The Reader by Bernhard Schlink was a difficult story to digest. The book starts out as a sort of The Graduate-esque coming-of-age love story and then morphs into a courtroom drama that challenges the most open of minds. There are bad crimes and then there are Really Bad Crimes, and I resented the author's plea to have me walk-a-mile-in-her-shoes before I judged Mrs. Schmitz's role in a crime that was truly monstrous. I didn't even like Mrs. Schmitz from the beginning so I wasn't all that invested in the outcome.
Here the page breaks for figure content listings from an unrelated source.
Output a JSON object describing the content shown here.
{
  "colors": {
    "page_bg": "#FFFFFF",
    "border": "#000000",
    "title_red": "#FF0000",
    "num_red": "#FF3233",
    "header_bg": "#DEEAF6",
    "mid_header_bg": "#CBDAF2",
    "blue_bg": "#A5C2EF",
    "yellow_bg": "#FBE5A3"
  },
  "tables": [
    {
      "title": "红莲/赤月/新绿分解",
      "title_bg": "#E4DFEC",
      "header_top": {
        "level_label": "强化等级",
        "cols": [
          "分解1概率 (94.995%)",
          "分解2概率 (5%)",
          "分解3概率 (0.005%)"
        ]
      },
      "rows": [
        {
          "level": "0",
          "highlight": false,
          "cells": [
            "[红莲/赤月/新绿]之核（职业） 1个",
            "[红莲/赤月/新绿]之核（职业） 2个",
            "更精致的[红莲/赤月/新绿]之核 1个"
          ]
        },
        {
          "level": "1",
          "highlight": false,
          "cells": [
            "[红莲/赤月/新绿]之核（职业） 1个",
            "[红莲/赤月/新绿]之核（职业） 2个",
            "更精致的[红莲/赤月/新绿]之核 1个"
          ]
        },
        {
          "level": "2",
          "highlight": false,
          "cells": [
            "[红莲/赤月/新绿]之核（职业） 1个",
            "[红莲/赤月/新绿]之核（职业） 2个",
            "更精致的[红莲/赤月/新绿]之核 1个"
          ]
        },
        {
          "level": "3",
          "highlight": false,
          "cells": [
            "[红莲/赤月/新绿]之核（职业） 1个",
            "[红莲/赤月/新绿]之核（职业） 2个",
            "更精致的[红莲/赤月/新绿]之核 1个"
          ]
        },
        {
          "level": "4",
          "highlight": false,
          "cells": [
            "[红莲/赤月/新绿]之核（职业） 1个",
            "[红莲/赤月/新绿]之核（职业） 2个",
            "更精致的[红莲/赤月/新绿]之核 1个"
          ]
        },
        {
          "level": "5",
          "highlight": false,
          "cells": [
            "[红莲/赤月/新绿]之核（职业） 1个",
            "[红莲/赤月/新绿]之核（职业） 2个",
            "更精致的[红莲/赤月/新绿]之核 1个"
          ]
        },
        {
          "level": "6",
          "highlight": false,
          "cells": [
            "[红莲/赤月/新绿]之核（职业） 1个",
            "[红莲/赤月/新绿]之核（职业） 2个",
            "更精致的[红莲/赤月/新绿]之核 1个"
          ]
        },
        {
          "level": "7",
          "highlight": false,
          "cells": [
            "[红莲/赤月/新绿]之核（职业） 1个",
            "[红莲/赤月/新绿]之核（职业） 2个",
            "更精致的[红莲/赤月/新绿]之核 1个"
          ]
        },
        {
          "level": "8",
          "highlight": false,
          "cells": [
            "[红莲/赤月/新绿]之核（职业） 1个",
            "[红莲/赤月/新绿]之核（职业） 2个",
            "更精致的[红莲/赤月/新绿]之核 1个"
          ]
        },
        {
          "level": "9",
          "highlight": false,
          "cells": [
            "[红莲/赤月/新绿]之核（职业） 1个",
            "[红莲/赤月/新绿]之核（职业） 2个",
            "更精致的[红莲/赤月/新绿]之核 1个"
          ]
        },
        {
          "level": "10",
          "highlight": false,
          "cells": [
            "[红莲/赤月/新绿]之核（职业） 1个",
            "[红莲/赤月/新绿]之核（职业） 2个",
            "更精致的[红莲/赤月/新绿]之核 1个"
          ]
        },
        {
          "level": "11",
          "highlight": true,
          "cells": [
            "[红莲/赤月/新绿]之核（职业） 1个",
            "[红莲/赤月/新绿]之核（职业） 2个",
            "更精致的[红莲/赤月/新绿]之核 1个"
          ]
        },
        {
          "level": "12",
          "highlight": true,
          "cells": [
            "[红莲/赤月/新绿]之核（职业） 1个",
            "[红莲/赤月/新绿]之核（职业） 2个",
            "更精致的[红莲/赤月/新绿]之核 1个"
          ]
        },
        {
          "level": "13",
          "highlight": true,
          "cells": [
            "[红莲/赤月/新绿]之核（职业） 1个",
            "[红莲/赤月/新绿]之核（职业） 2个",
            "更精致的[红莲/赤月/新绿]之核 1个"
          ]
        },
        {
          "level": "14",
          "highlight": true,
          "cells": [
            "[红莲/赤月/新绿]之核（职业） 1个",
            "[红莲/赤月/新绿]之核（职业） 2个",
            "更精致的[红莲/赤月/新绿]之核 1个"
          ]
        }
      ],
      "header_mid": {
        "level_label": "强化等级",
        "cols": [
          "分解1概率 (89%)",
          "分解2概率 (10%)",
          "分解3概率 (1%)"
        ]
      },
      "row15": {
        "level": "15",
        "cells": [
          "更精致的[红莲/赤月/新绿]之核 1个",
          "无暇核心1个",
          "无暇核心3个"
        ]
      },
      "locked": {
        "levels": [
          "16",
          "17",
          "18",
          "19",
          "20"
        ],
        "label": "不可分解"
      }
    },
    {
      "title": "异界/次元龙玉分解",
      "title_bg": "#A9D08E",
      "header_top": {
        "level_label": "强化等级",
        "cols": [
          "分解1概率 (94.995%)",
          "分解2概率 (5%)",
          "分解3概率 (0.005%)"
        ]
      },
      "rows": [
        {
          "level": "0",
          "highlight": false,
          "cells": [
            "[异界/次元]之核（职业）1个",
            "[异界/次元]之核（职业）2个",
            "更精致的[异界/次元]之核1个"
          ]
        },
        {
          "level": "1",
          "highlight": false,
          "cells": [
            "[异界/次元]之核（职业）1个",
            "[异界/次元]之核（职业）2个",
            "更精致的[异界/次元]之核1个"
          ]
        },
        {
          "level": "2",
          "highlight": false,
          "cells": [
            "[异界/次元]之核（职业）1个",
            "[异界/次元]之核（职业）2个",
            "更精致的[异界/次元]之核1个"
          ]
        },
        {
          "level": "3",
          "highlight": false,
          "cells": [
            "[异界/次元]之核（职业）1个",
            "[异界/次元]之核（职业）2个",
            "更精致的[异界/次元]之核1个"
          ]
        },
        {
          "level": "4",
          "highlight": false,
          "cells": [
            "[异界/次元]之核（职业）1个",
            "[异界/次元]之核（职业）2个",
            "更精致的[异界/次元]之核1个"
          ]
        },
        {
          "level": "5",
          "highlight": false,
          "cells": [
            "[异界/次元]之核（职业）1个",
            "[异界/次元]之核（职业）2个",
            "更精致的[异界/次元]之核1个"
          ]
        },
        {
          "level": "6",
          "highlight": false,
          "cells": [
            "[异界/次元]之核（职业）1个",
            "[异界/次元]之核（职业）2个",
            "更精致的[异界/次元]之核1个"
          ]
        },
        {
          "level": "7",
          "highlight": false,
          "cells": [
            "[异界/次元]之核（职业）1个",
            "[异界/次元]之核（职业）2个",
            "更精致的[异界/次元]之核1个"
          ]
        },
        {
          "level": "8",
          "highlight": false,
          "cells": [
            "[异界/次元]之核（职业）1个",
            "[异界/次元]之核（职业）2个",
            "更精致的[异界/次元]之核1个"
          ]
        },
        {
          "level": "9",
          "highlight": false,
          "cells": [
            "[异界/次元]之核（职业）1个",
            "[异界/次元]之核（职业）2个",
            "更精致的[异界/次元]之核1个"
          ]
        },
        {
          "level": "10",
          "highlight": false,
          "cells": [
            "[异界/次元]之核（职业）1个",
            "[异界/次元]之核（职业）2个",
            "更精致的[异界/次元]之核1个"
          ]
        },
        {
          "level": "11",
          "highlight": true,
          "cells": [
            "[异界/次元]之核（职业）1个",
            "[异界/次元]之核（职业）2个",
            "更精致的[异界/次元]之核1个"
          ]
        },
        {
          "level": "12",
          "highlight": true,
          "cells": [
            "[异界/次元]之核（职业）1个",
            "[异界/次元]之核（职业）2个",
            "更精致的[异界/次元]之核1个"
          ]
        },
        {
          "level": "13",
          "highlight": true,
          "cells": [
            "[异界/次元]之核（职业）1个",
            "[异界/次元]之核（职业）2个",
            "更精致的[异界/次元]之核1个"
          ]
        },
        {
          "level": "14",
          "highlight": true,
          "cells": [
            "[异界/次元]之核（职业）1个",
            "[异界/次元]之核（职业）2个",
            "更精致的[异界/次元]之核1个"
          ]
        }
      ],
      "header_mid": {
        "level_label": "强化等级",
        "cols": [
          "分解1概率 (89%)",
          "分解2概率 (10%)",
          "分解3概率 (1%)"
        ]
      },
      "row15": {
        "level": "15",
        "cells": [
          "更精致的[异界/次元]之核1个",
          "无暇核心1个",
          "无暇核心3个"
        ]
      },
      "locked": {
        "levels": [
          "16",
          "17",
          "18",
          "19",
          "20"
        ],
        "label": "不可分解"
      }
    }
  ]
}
Drinking: A Love Story by Caroline Knapp. This book was utterly annoying. I Usually like a good recovery story but this -true to its title- was more of a love story. After rehab and becoming sober, the author wrote an entire book recreating her life-long love affair with alcohol, almost as if it were a lover she was fondly remembering, nay, obsessing over after the end of an affair. Wonderfully reminiscent for her but booorring for everyone else; after a chapter or two I just felt exasperated. Enough already with the magnificent and glorious qualities of your lover! It was like hearing a teenage girl gushing about her first crush. Or grandma going on and on about her exceptional, beautiful, talented grandchildren, pulling out pictures and everything, for hours and hours. Or hearing about someone's fantastic and amazing pet and would you like Fido to demonstrate some tricks just so you can see how phenomenal he is.
See what I mean? Tiresome.
*geh* The whole book was like this until the very end when even the author finally had enough of herself and checked into a rehab facility. I would have been more interested in just how she overcame such an addiction than to hear, ad nauseam, about the addiction. Reader beware.